Ucharan-ai is an open-source project focused on building a Text-to-Speech (TTS) system for the Nepali language. By converting written Nepali text into natural and intelligible speech, Ucharan-ai aims to make the Nepali language more accessible and interactive in the digital world.
- Natural-Sounding Nepali Speech: Generates high-quality speech output for Nepali text.
- Customizable Voices: Multiple voice tones and styles for different use cases.
- Text Preprocessing: Handles Nepali-specific text rules like Sandhi and Samasa.
- User-Friendly API: Easy integration into applications, websites, and devices.
- Open-Source: Built for the community to innovate and contribute.
Languages like Nepali are often underrepresented in modern AI systems.
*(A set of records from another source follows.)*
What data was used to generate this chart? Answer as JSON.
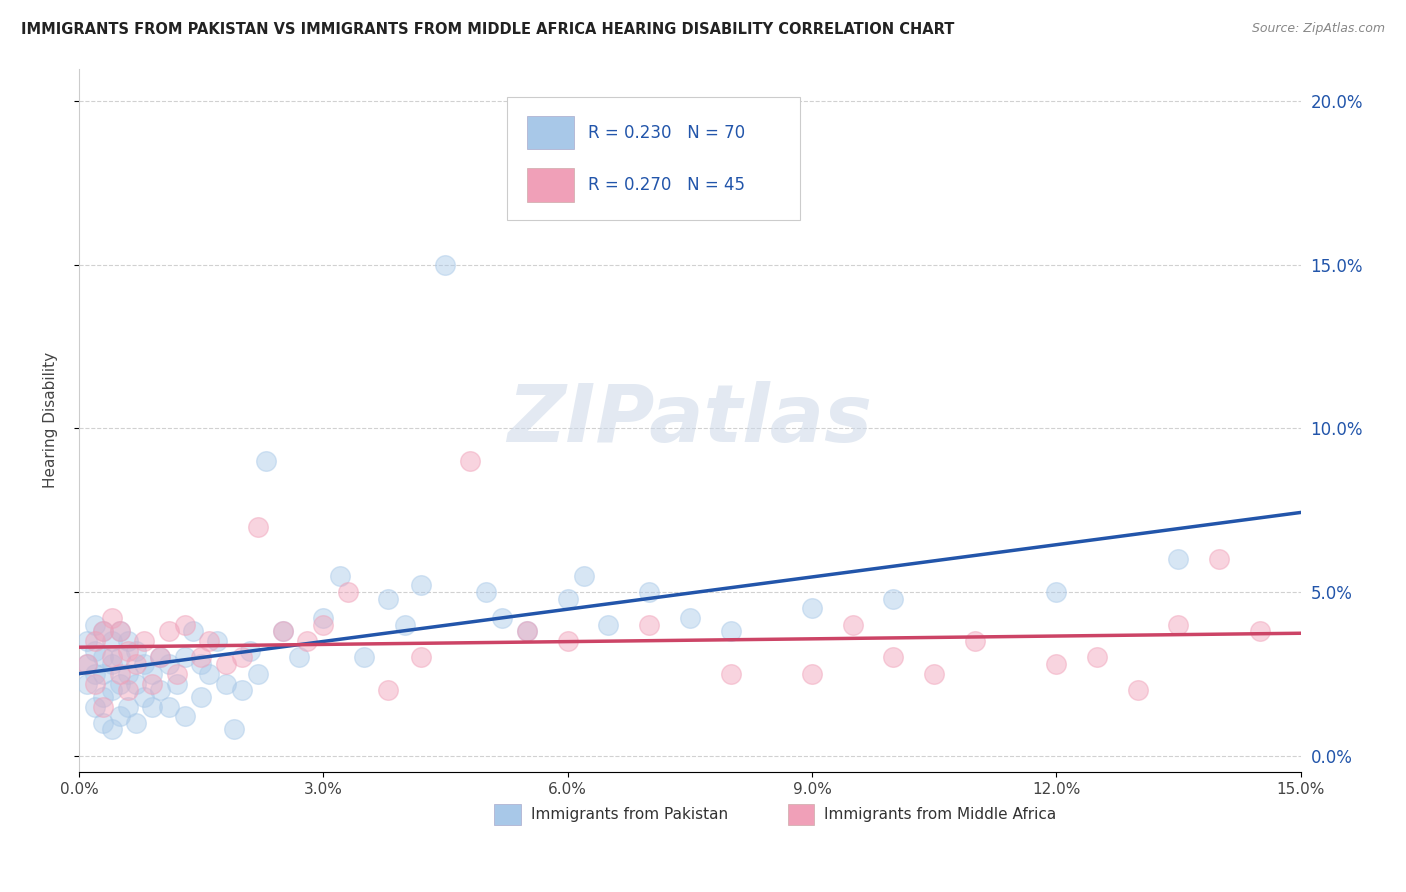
{
  "title": "IMMIGRANTS FROM PAKISTAN VS IMMIGRANTS FROM MIDDLE AFRICA HEARING DISABILITY CORRELATION CHART",
  "source": "Source: ZipAtlas.com",
  "ylabel": "Hearing Disability",
  "xlim": [
    0,
    0.15
  ],
  "ylim": [
    -0.005,
    0.21
  ],
  "xticks": [
    0.0,
    0.03,
    0.06,
    0.09,
    0.12,
    0.15
  ],
  "xtick_labels": [
    "0.0%",
    "3.0%",
    "6.0%",
    "9.0%",
    "12.0%",
    "15.0%"
  ],
  "ytick_positions": [
    0.0,
    0.05,
    0.1,
    0.15,
    0.2
  ],
  "ytick_labels": [
    "0.0%",
    "5.0%",
    "10.0%",
    "15.0%",
    "20.0%"
  ],
  "series1_name": "Immigrants from Pakistan",
  "series1_color": "#a8c8e8",
  "series1_line_color": "#2255aa",
  "series1_R": 0.23,
  "series1_N": 70,
  "series2_name": "Immigrants from Middle Africa",
  "series2_color": "#f0a0b8",
  "series2_line_color": "#cc4466",
  "series2_R": 0.27,
  "series2_N": 45,
  "watermark": "ZIPatlas",
  "pakistan_x": [
    0.001,
    0.001,
    0.001,
    0.002,
    0.002,
    0.002,
    0.002,
    0.003,
    0.003,
    0.003,
    0.003,
    0.003,
    0.004,
    0.004,
    0.004,
    0.004,
    0.005,
    0.005,
    0.005,
    0.005,
    0.006,
    0.006,
    0.006,
    0.007,
    0.007,
    0.007,
    0.008,
    0.008,
    0.009,
    0.009,
    0.01,
    0.01,
    0.011,
    0.011,
    0.012,
    0.013,
    0.013,
    0.014,
    0.015,
    0.015,
    0.016,
    0.017,
    0.018,
    0.019,
    0.02,
    0.021,
    0.022,
    0.023,
    0.025,
    0.027,
    0.03,
    0.032,
    0.035,
    0.038,
    0.04,
    0.042,
    0.045,
    0.05,
    0.052,
    0.055,
    0.06,
    0.062,
    0.065,
    0.07,
    0.075,
    0.08,
    0.09,
    0.1,
    0.12,
    0.135
  ],
  "pakistan_y": [
    0.022,
    0.028,
    0.035,
    0.015,
    0.025,
    0.032,
    0.04,
    0.01,
    0.018,
    0.025,
    0.03,
    0.038,
    0.008,
    0.02,
    0.028,
    0.035,
    0.012,
    0.022,
    0.03,
    0.038,
    0.015,
    0.025,
    0.035,
    0.01,
    0.022,
    0.032,
    0.018,
    0.028,
    0.015,
    0.025,
    0.02,
    0.03,
    0.015,
    0.028,
    0.022,
    0.012,
    0.03,
    0.038,
    0.018,
    0.028,
    0.025,
    0.035,
    0.022,
    0.008,
    0.02,
    0.032,
    0.025,
    0.09,
    0.038,
    0.03,
    0.042,
    0.055,
    0.03,
    0.048,
    0.04,
    0.052,
    0.15,
    0.05,
    0.042,
    0.038,
    0.048,
    0.055,
    0.04,
    0.05,
    0.042,
    0.038,
    0.045,
    0.048,
    0.05,
    0.06
  ],
  "middle_africa_x": [
    0.001,
    0.002,
    0.002,
    0.003,
    0.003,
    0.004,
    0.004,
    0.005,
    0.005,
    0.006,
    0.006,
    0.007,
    0.008,
    0.009,
    0.01,
    0.011,
    0.012,
    0.013,
    0.015,
    0.016,
    0.018,
    0.02,
    0.022,
    0.025,
    0.028,
    0.03,
    0.033,
    0.038,
    0.042,
    0.048,
    0.055,
    0.06,
    0.07,
    0.08,
    0.09,
    0.095,
    0.1,
    0.105,
    0.11,
    0.12,
    0.125,
    0.13,
    0.135,
    0.14,
    0.145
  ],
  "middle_africa_y": [
    0.028,
    0.035,
    0.022,
    0.038,
    0.015,
    0.03,
    0.042,
    0.025,
    0.038,
    0.02,
    0.032,
    0.028,
    0.035,
    0.022,
    0.03,
    0.038,
    0.025,
    0.04,
    0.03,
    0.035,
    0.028,
    0.03,
    0.07,
    0.038,
    0.035,
    0.04,
    0.05,
    0.02,
    0.03,
    0.09,
    0.038,
    0.035,
    0.04,
    0.025,
    0.025,
    0.04,
    0.03,
    0.025,
    0.035,
    0.028,
    0.03,
    0.02,
    0.04,
    0.06,
    0.038
  ]
}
Ucharan-ai seeks to bridge this gap by providing:
- Accessibility: Empowering visually impaired users with Nepali audio content.
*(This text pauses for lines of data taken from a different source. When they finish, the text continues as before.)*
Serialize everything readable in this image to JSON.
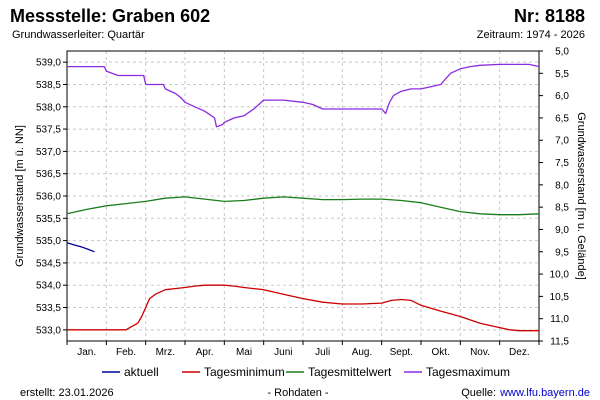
{
  "header": {
    "title": "Messstelle: Graben 602",
    "number": "Nr: 8188",
    "subtitle": "Grundwasserleiter: Quartär",
    "period": "Zeitraum: 1974 - 2026"
  },
  "footer": {
    "created": "erstellt:  23.01.2026",
    "raw": "- Rohdaten -",
    "source_label": "Quelle:",
    "source_link": "www.lfu.bayern.de"
  },
  "colors": {
    "aktuell": "#000099",
    "Tagesminimum": "#cc0000",
    "Tagesmittelwert": "#1a7f1a",
    "Tagesmaximum": "#8b2be2",
    "grid": "#c8c8c8",
    "link": "#0000cc"
  },
  "chart_data": {
    "type": "line",
    "xlabel": "",
    "ylabel": "Grundwasserstand [m ü. NN]",
    "ylabel_right": "Grundwasserstand [m u. Gelände]",
    "x_domain": [
      0,
      12
    ],
    "ylim": [
      532.75,
      539.25
    ],
    "yticks": [
      "533,0",
      "533,5",
      "534,0",
      "534,5",
      "535,0",
      "535,5",
      "536,0",
      "536,5",
      "537,0",
      "537,5",
      "538,0",
      "538,5",
      "539,0"
    ],
    "ylim_right": [
      11.5,
      5.0
    ],
    "yticks_right": [
      "5,0",
      "5,5",
      "6,0",
      "6,5",
      "7,0",
      "7,5",
      "8,0",
      "8,5",
      "9,0",
      "9,5",
      "10,0",
      "10,5",
      "11,0",
      "11,5"
    ],
    "month_labels": [
      "Jan.",
      "Feb.",
      "Mrz.",
      "Apr.",
      "Mai",
      "Juni",
      "Juli",
      "Aug.",
      "Sept.",
      "Okt.",
      "Nov.",
      "Dez."
    ],
    "grid": true,
    "legend_position": "bottom",
    "series": [
      {
        "name": "aktuell",
        "x": [
          0,
          0.2,
          0.4,
          0.55,
          0.7
        ],
        "y": [
          534.95,
          534.9,
          534.85,
          534.8,
          534.75
        ]
      },
      {
        "name": "Tagesminimum",
        "x": [
          0,
          1.0,
          1.5,
          1.6,
          1.8,
          1.9,
          2.0,
          2.1,
          2.25,
          2.5,
          3.0,
          3.25,
          3.5,
          4.0,
          4.25,
          4.5,
          5.0,
          5.5,
          6.0,
          6.5,
          7.0,
          7.5,
          8.0,
          8.25,
          8.5,
          8.75,
          9.0,
          9.5,
          10.0,
          10.5,
          11.0,
          11.25,
          11.5,
          12.0
        ],
        "y": [
          533.0,
          533.0,
          533.0,
          533.05,
          533.15,
          533.3,
          533.5,
          533.7,
          533.8,
          533.9,
          533.95,
          533.98,
          534.0,
          534.0,
          533.98,
          533.95,
          533.9,
          533.8,
          533.7,
          533.62,
          533.58,
          533.58,
          533.6,
          533.66,
          533.68,
          533.66,
          533.55,
          533.42,
          533.3,
          533.15,
          533.05,
          533.0,
          532.98,
          532.98
        ]
      },
      {
        "name": "Tagesmittelwert",
        "x": [
          0,
          0.5,
          1.0,
          1.5,
          2.0,
          2.5,
          3.0,
          3.5,
          4.0,
          4.5,
          5.0,
          5.5,
          6.0,
          6.5,
          7.0,
          7.5,
          8.0,
          8.5,
          9.0,
          9.5,
          10.0,
          10.5,
          11.0,
          11.5,
          12.0
        ],
        "y": [
          535.6,
          535.7,
          535.78,
          535.83,
          535.88,
          535.95,
          535.98,
          535.93,
          535.88,
          535.9,
          535.95,
          535.98,
          535.95,
          535.92,
          535.92,
          535.93,
          535.93,
          535.9,
          535.85,
          535.75,
          535.65,
          535.6,
          535.58,
          535.58,
          535.6
        ]
      },
      {
        "name": "Tagesmaximum",
        "x": [
          0,
          0.5,
          0.95,
          1.0,
          1.3,
          1.95,
          2.0,
          2.45,
          2.5,
          2.75,
          2.9,
          3.0,
          3.25,
          3.5,
          3.75,
          3.8,
          3.95,
          4.0,
          4.25,
          4.5,
          4.75,
          5.0,
          5.25,
          5.5,
          6.0,
          6.25,
          6.5,
          7.0,
          7.5,
          8.0,
          8.1,
          8.2,
          8.3,
          8.5,
          8.75,
          9.0,
          9.25,
          9.5,
          9.75,
          10.0,
          10.25,
          10.5,
          11.0,
          11.5,
          11.75,
          12.0
        ],
        "y": [
          538.9,
          538.9,
          538.9,
          538.8,
          538.7,
          538.7,
          538.5,
          538.5,
          538.4,
          538.3,
          538.2,
          538.1,
          538.0,
          537.9,
          537.75,
          537.55,
          537.6,
          537.65,
          537.75,
          537.8,
          537.95,
          538.15,
          538.15,
          538.15,
          538.1,
          538.05,
          537.95,
          537.95,
          537.95,
          537.95,
          537.85,
          538.1,
          538.25,
          538.35,
          538.4,
          538.4,
          538.45,
          538.5,
          538.75,
          538.85,
          538.9,
          538.93,
          538.95,
          538.95,
          538.95,
          538.9
        ]
      }
    ]
  }
}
- Educational Tools: Enhancing e-learning platforms with text-to-speech capabilities.
- Language Preservation: Promoting the use of Nepali in the digital era.
- Localized Solutions: Enabling Nepali-specific voice assistants and applications.
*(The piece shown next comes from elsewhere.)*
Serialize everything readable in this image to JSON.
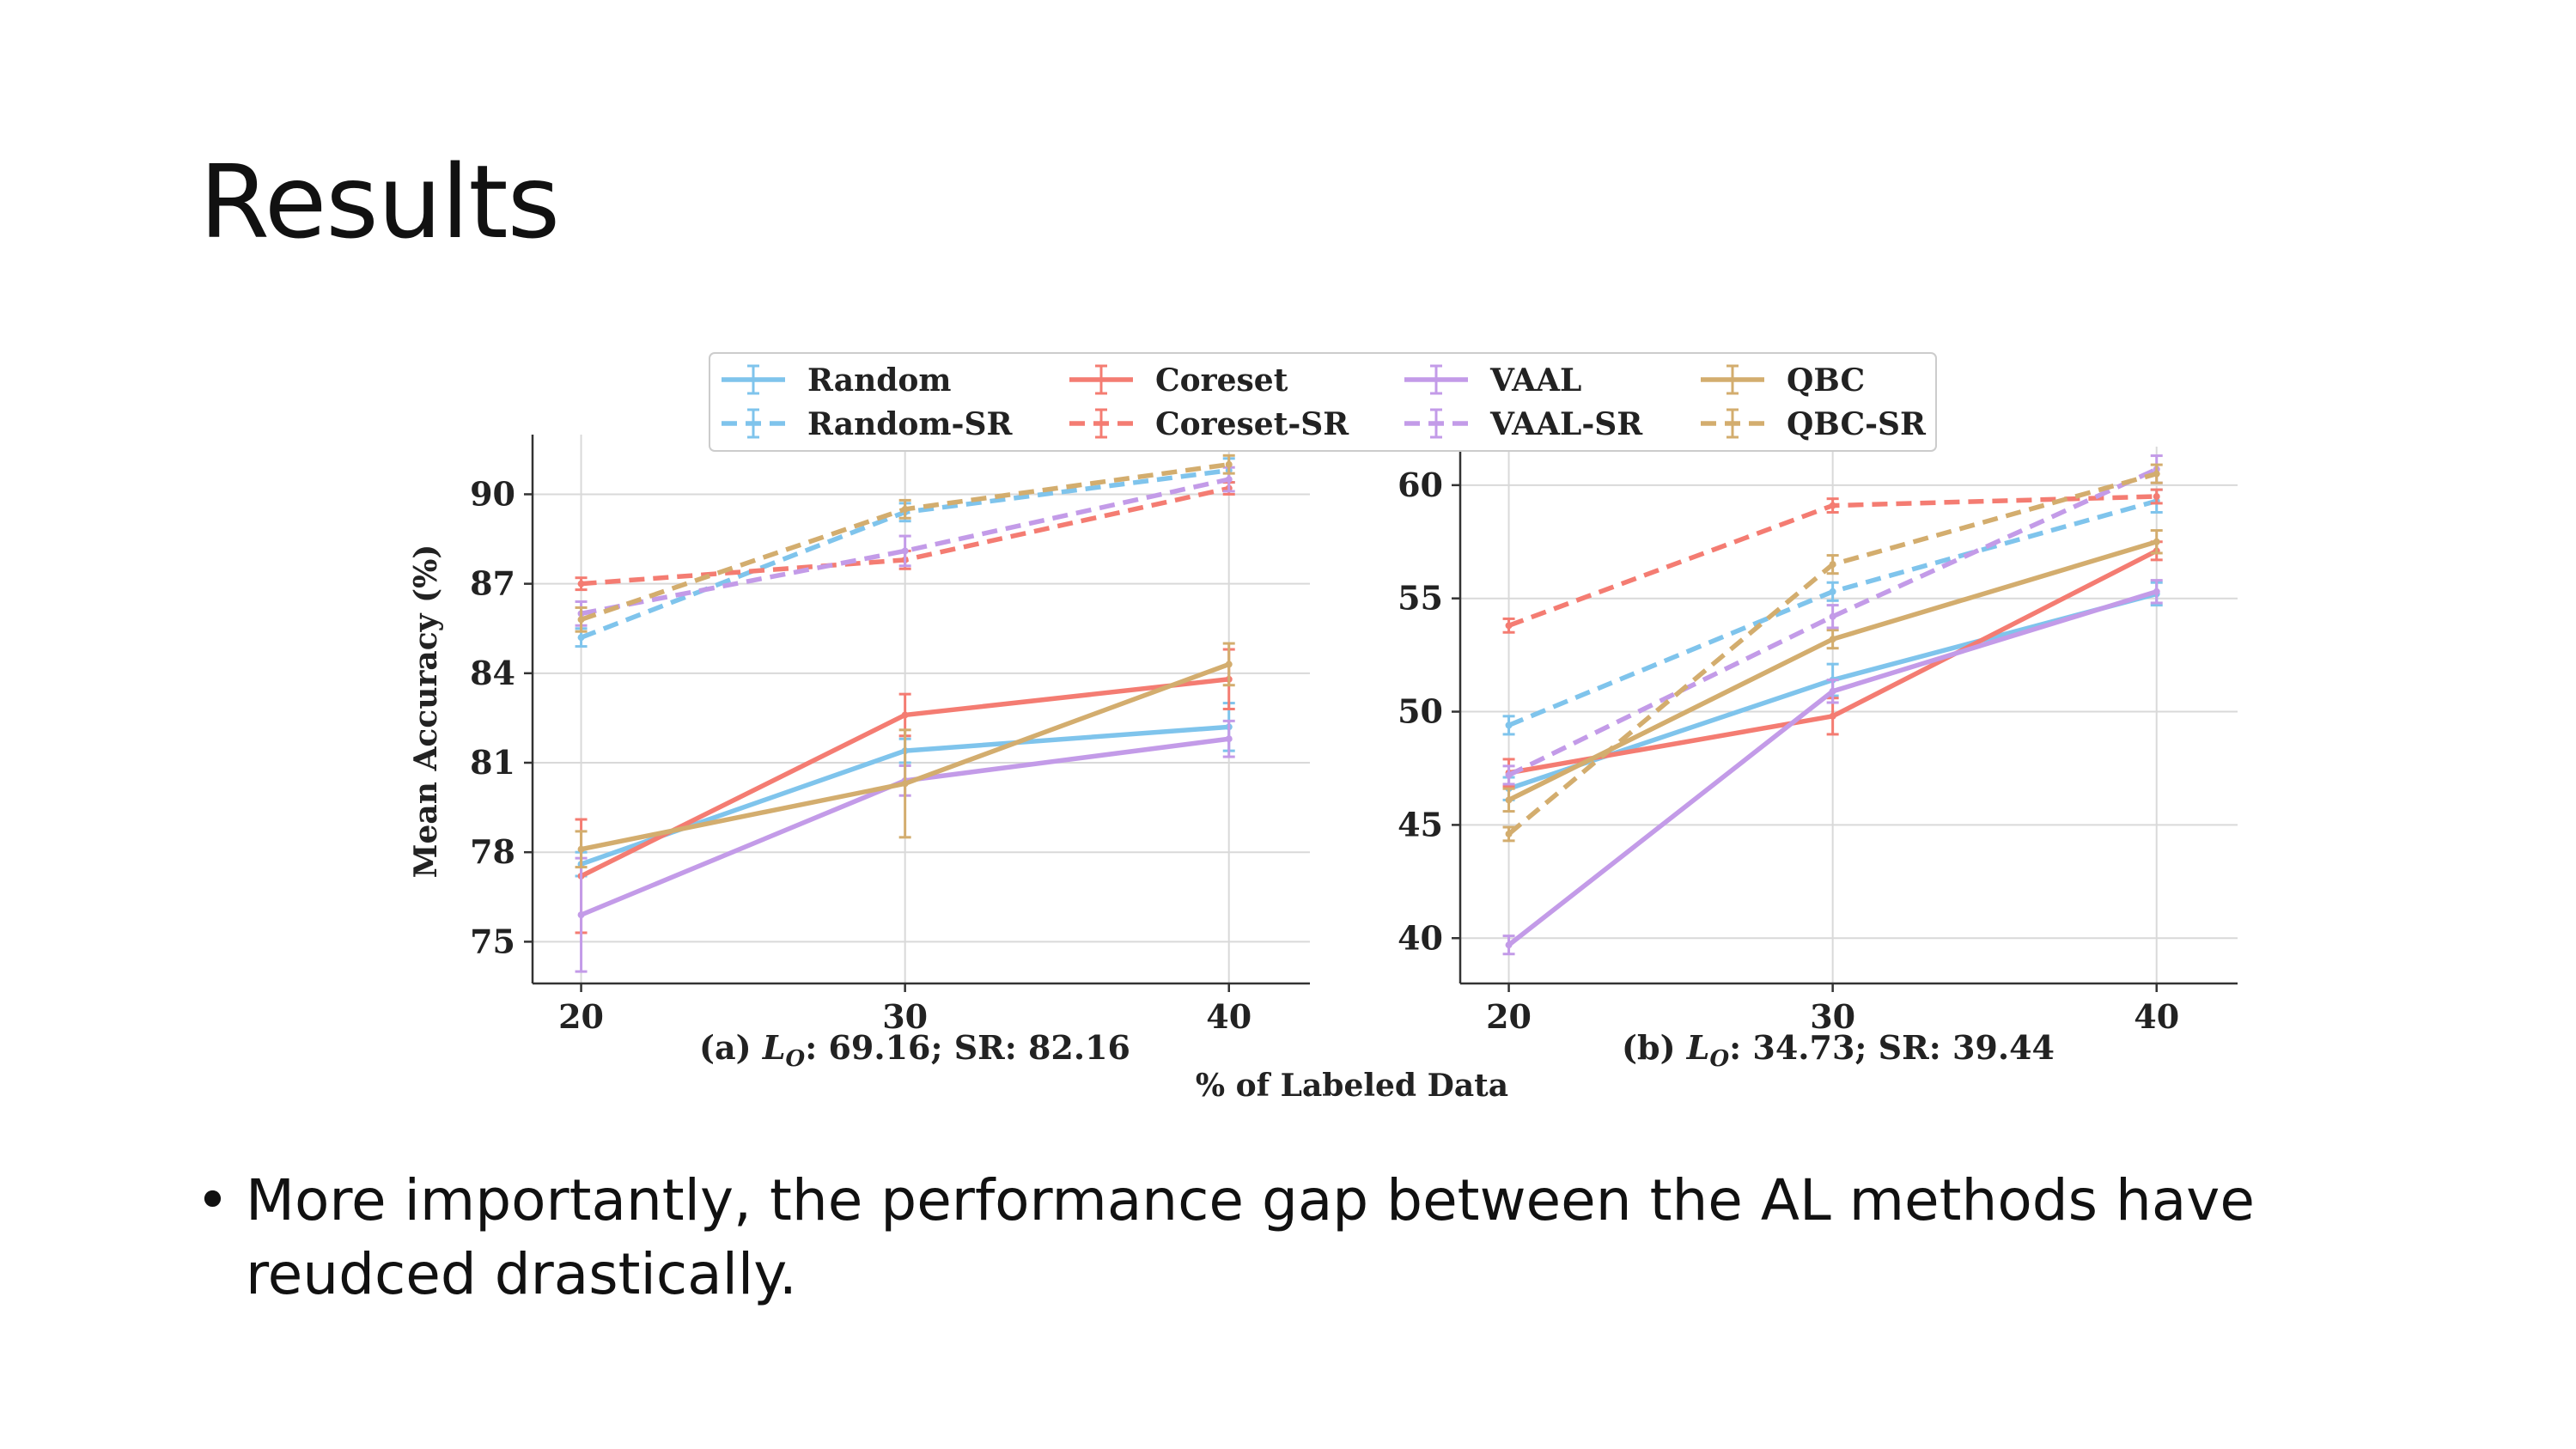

We use the OpenSLR dataset as the foundation for building our TTS system. Our work is inspired by the following research:
@inproceedings{dhakal2022automatic, title={Automatic speech recognition for the Nepali language using CNN, bidirectional LSTM and ResNet}, author={Dhakal, Manish and Chhetri, Arman and Gupta, Aman Kumar and Lamichhane, Prabin and Pandey, Suraj and Shakya, Subarna}, booktitle={2022 International Conference on Inventive Computation Technologies (ICICT)}, pages={515--521}, year={2022}, organization={IEEE} }
We welcome contributions from the community! Follow these steps to get started:
- Fork the repository
- Create a feature branch:
git checkout -b feature-name
- Commit your changes:
git commit -m "Description of changes"
- Push to your branch:
git push origin feature-name
- Open a pull request
Refer to CONTRIBUTING.md for detailed guidelines.
- Initial idea and planning phase.
- Research and define Nepali-specific TTS requirements.
- Develop a basic TTS model for Nepali text.
- Support for multiple voices.
- Web-based interface for real-time TTS.
- Mobile app integration.
If you have any questions or suggestions, feel free to reach out:
- Email: [email protected]
This project is licensed under the MIT License. You are free to use, modify, and distribute this software.